Ein Gastbeitrag von Markus Manzer, Seelsorger am Krankenhaus Dresden-Friedrichstadt

Die Geschichte ist bekannt. Oder? Sie waren 145 Kilometer über staubige Straßen unterwegs. Mit einem Esel. Höhenunterschiede 2.024 Meter runter, 2.461 Meter hoch. Sie ist schwanger.

Als Maria und Joseph in Bethlehem ankommen, sind alle Betten in den Quartieren belegt. Sie sind erschöpft, die Geburt steht bevor. Doch sie werden nach draußen verwiesen. Dorthin, wo die Tiere sind. Jesus, das neugeborene Kind, wird in eine Futterkrippe gelegt. Dann kommen die Engel.
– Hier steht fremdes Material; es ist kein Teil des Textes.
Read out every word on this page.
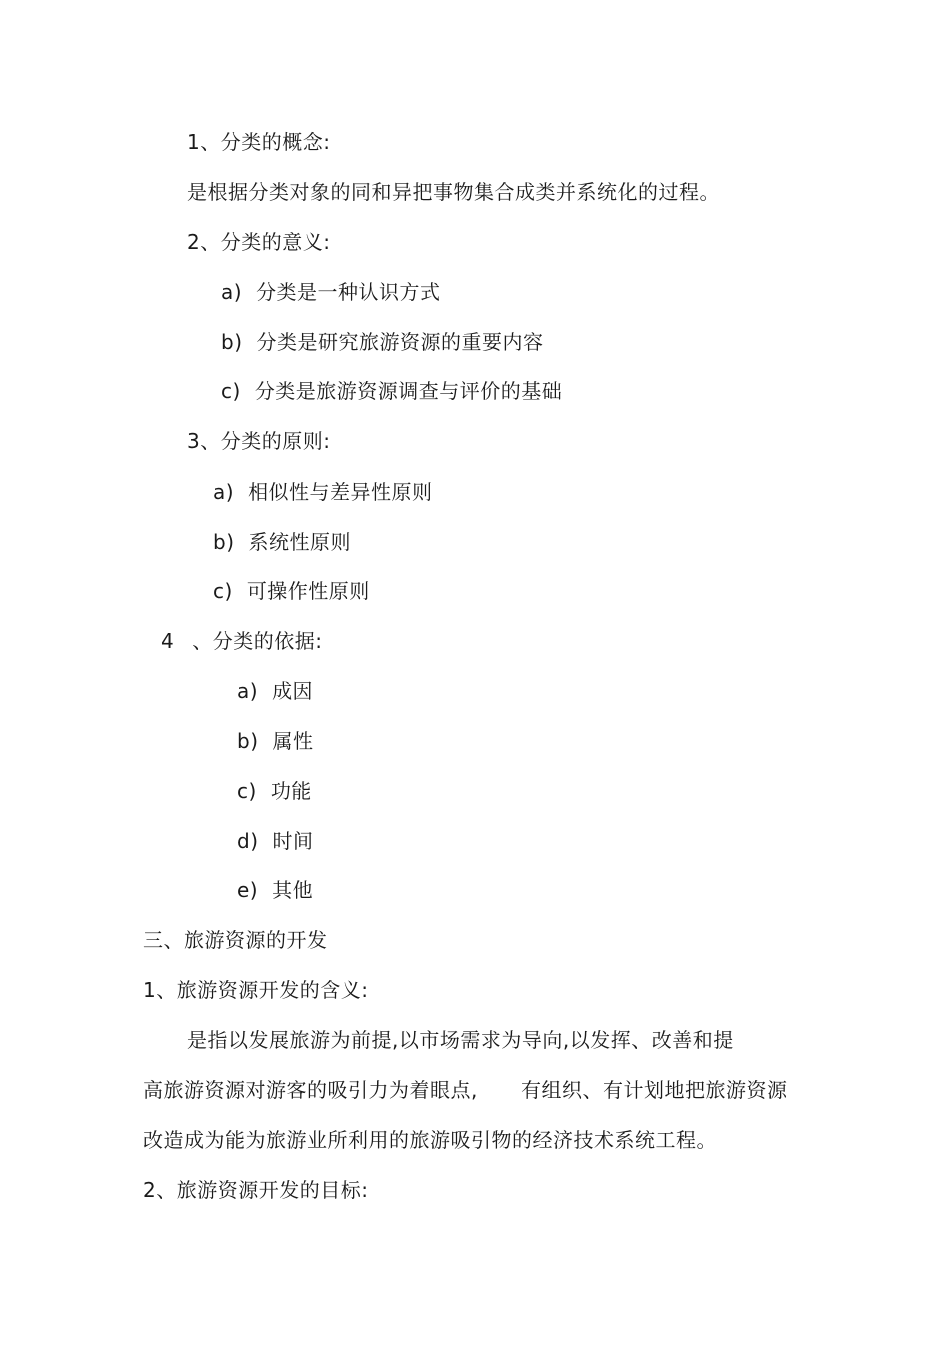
1、分类的概念:
是根据分类对象的同和异把事物集合成类并系统化的过程。
2、分类的意义:
a) 分类是一种认识方式
b) 分类是研究旅游资源的重要内容
c) 分类是旅游资源调查与评价的基础
3、分类的原则:
a) 相似性与差异性原则
b) 系统性原则
c) 可操作性原则
4 、分类的依据:
a) 成因
b) 属性
c) 功能
d) 时间
e) 其他
三、旅游资源的开发
1、旅游资源开发的含义:
是指以发展旅游为前提,以市场需求为导向,以发挥、改善和提
高旅游资源对游客的吸引力为着眼点, 有组织、有计划地把旅游资源
改造成为能为旅游业所利用的旅游吸引物的经济技术系统工程。
2、旅游资源开发的目标:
"Durcheinander ist gerade vieles"

Sonst wird diese Geschichte in den vollen Kirchen unseres Landes zum Heiligabend aufgeführt. Traditionell, mit Hirten, Engeln und Krippe. Oder in die heutige Zeit übertragen. In unseren Alltag. Oder dorthin, wo heute die Ausgegrenzten der Gesellschaft leben, zu den Obdachlosen, ins Flüchtlingsheim oder in ein Krisengebiet. In meiner Lieblingsversion der Neuzeit überlässt der Wirt Maria und Joseph sein eigenes Bett und bringt damit die ganze gewohnte Abfolge durcheinander. Und unsere vertrauten Bilder…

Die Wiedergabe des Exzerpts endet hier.